Elite athletes experience unique ‘highs’ and euphoric moments. Most will aspire to find their ‘dream job’, some find it and some do not. Being an elite athlete presents challenges that other people do not experience. For some sportspeople, autonomy is taken away and their lifestyle controlled. Just what effect does this have on those who give their life to sport? And could crime be an outcome of the rollercoaster of emotions unique to sport?

Lucy Sheppard-Marks, a former international hockey player for Wales, wished to answer this question by exploring the experiences of athletes who commit a crime. With a master’s degree in criminology from Loughborough University and a career serving in the military, this was a fitting topic to begin her PhD. Through interviewing athletes that had committed a crime, Lucy was able to unpack some of the reasons that sportspeople may engage in criminal activity.

“We look at athletes and assume they're having a great time because they're achieving their dream, but the reality of their dream may be really constrictive. What I found with a few of the athletes was that they felt the restrictions so heavily that they no longer enjoyed their sport.

“People commit crime when they no longer feel a part of something. If you sever those connections through a career termination, that individual is now vulnerable because they don't fit anywhere, so they don't have that sense of self and don’t necessarily fit in the community that they're a part of. Transition is one of the themes that came through in the research.

“For some, there's an incident, or there's a point where it changes how you view yourself or your moral compass slips and if you start to deconstruct all the things that happened to you, it may be because of your sport. And then for sport to not support somebody through that is a problem.

“I would never want to be quoted as saying sport causes crime, but we have to look at every case individually, and try to understand that there is for some people, a contributing factor and that may be their sport.”

Lucy goes on to describe the variety of consequences for athletes that may go on to commit crime and how it can affect athletes in a whole host of ways, impacting every aspect of their lives.

“For some it meant they weren't allowed to compete, for some it meant prison, which meant the end of a career. When you spend six years in prison your sport isn't going to be waiting for you when you come back out again, and massively impacts on relationships with their family, mental health, on their self-worth and of course produces that feeling of guilt.”

Supporting sportspeople to ensure the risk is managed appropriately is crucial. Regardless of the fact that an individual has committed a crime, sporting organisations have a responsibility to support their athletes through this transition and prioritise their mental health in the way they would for any other athlete.

“We need to be aware of the mental health of people who have committed a crime. They may have affected the sport because they might have drawn negative publicity, but they still need to have their mental health taken care of. It's no different, it's a transition. It's a transition out of something. It's not a nice one, but it is one. We would support an athlete if they were injured, or if they weren't connected. Some might say that they have brought it on themselves, but this isn’t always necessarily the case – when you track it back, as there's always something that causes it.”

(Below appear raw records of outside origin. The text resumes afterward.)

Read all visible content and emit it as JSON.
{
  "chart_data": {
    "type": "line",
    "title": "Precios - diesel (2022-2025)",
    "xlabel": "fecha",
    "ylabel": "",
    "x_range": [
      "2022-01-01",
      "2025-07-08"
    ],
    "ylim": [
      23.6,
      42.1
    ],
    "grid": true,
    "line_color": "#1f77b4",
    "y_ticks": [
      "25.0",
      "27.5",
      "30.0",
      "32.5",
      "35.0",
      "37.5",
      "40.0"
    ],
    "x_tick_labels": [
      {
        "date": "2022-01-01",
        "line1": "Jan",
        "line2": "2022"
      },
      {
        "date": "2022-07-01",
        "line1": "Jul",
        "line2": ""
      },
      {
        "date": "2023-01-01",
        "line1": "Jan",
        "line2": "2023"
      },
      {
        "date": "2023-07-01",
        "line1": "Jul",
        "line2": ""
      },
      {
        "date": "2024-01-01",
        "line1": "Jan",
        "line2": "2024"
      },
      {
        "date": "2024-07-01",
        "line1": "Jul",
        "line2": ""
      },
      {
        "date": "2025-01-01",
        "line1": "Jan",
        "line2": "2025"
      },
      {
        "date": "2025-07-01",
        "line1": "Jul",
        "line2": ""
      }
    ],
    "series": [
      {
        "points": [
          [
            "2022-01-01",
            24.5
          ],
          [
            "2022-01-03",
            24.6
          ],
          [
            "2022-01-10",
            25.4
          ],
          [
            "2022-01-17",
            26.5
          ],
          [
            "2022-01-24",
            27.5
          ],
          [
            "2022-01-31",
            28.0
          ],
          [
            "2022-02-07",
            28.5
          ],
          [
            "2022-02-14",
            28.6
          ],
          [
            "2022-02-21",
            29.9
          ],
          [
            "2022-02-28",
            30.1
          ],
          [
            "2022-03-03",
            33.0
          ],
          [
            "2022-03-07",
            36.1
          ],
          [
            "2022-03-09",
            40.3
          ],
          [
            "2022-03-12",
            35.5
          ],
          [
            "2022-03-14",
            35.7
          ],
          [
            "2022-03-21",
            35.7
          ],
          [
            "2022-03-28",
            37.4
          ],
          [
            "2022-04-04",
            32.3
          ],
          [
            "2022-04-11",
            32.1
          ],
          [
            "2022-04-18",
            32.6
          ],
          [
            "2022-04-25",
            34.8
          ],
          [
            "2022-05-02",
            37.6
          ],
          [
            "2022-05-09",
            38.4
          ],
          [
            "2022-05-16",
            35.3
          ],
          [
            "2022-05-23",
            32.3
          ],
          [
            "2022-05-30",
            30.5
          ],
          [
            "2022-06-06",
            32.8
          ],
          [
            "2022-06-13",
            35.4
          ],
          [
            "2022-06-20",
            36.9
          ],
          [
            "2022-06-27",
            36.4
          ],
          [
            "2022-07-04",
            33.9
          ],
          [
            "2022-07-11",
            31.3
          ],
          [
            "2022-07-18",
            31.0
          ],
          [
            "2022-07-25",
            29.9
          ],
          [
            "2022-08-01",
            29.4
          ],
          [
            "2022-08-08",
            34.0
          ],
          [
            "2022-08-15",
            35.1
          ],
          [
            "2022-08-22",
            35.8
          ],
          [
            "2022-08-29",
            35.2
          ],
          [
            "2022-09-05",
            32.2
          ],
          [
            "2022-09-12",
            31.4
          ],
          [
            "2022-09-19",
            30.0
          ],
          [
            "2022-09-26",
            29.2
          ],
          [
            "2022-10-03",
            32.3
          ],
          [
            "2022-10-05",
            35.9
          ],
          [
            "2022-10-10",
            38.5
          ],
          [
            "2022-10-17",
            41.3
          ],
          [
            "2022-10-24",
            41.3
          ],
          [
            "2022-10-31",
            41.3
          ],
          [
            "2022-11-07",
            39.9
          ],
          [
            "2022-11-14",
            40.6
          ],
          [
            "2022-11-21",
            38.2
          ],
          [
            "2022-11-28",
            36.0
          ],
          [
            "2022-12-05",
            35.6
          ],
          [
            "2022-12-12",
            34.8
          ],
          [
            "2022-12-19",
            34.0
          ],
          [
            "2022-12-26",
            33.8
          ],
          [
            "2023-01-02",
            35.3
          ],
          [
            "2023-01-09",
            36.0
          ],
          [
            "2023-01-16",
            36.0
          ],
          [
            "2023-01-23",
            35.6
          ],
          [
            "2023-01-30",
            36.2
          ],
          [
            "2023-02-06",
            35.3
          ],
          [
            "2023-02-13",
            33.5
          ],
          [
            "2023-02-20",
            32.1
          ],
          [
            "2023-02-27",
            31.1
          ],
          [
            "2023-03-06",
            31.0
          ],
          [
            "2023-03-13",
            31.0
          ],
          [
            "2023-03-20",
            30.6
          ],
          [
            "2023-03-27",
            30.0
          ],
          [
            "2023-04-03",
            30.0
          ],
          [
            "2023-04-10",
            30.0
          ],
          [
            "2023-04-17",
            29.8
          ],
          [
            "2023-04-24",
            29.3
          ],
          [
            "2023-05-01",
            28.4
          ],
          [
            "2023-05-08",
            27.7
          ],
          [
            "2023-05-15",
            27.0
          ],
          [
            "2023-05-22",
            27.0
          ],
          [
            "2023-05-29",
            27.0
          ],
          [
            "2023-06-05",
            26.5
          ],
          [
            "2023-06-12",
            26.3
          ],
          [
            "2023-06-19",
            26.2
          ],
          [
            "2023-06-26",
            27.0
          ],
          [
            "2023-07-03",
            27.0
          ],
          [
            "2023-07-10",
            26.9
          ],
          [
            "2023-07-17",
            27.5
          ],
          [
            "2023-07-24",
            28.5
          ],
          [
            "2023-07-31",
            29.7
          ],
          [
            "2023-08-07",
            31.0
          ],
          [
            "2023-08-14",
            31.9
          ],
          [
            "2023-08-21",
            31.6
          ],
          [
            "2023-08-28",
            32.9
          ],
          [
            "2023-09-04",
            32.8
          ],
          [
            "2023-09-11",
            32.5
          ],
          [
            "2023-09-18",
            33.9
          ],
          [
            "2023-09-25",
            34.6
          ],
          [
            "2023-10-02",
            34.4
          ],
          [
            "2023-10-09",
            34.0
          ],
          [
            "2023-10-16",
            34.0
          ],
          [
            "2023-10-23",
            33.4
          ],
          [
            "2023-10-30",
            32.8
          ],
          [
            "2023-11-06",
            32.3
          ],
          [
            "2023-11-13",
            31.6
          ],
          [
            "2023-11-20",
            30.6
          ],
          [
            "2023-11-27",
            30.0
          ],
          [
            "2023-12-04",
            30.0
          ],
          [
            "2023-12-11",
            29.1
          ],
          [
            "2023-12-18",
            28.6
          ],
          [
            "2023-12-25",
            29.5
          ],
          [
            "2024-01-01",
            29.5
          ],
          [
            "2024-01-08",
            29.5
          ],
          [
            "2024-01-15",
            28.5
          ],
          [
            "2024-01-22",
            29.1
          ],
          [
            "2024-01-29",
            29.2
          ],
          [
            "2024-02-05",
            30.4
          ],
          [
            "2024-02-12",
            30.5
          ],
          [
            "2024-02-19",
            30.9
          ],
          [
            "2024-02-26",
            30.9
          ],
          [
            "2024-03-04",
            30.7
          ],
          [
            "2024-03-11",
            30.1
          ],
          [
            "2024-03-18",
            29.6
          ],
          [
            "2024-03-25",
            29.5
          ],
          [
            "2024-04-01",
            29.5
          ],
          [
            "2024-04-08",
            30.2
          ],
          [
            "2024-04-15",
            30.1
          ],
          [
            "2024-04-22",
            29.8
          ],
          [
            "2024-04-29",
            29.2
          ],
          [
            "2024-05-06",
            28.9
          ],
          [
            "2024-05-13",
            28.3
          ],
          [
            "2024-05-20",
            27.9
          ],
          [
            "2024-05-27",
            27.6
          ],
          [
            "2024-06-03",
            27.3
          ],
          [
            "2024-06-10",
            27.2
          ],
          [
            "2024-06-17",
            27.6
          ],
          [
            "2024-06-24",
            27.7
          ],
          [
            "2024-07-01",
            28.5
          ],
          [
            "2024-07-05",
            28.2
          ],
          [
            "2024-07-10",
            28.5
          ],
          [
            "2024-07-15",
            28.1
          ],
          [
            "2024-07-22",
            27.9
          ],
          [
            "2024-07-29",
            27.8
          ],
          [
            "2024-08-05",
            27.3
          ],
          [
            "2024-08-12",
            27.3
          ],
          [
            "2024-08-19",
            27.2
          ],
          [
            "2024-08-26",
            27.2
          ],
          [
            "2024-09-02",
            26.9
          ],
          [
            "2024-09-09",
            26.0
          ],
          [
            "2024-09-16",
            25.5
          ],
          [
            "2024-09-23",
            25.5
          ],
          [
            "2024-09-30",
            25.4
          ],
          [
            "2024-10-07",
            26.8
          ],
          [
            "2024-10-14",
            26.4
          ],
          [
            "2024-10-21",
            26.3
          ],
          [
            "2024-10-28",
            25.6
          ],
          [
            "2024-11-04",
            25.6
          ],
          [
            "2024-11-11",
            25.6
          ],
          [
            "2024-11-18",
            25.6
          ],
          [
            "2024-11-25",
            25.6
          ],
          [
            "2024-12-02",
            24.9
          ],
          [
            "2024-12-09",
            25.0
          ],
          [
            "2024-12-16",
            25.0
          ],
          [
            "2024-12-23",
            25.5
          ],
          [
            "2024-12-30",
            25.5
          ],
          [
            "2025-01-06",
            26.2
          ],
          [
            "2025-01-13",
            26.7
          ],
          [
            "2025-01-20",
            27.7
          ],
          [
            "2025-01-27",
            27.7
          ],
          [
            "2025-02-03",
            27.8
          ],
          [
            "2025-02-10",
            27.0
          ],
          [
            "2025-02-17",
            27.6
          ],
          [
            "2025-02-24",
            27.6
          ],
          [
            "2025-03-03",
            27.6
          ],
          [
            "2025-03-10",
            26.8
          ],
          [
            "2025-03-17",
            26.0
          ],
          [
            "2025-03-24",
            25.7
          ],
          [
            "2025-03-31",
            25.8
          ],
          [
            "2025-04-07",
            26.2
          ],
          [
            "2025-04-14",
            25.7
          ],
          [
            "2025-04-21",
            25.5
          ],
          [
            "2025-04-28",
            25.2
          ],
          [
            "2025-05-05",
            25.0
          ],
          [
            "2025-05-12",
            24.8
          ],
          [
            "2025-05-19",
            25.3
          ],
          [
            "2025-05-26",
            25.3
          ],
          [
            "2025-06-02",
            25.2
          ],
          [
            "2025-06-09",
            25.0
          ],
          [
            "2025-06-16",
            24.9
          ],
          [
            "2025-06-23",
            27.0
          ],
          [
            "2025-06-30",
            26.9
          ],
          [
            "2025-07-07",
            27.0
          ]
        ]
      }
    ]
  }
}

“The worst thing to do is to turn your back on that athlete because they're already dealing with enough. They're already dealing with the actual logistics of what they've done, the emotions that come with that and the fact they let a lot of people down. The worst thing that can happen is for a sport to stop that level of support.”

“We need to understand that someone has done a bad thing, but they're not a bad person. I am trying to educate people that people commit crimes for all sorts of reasons, but very rarely is it because they woke up one day and they wanted be a bad person. It just doesn't work like that.

We also must be so careful with the language we use. The language used within deselection and how that can shape how somebody sees themselves."

“We have to acknowledge that when athletes retire, they will seek their ‘high’ somewhere else. And if that is crime, or if that is drugs, we need to be aware of that. If an athlete stops doing their sport, what are they going to fill it with?

“What kind of world are you sending them back into when their dream has either come to its time, or it has not been achieved. Or they will come away from their sport with a huge amount of anger, strain or regret. You have to get to know the individual.”

Lucy gave one key takeaway from her thought-provoking research into athletes who commit crime.

“Support people that have made the wrong choice and try to understand what that might be.

It could be because of their sport but it could be because of something else and no one person is the same as the next person.”

Perhaps, highlighting the options that retiring athletes have in terms of a career post-sport could save athletes from seeking their high in less favourable places.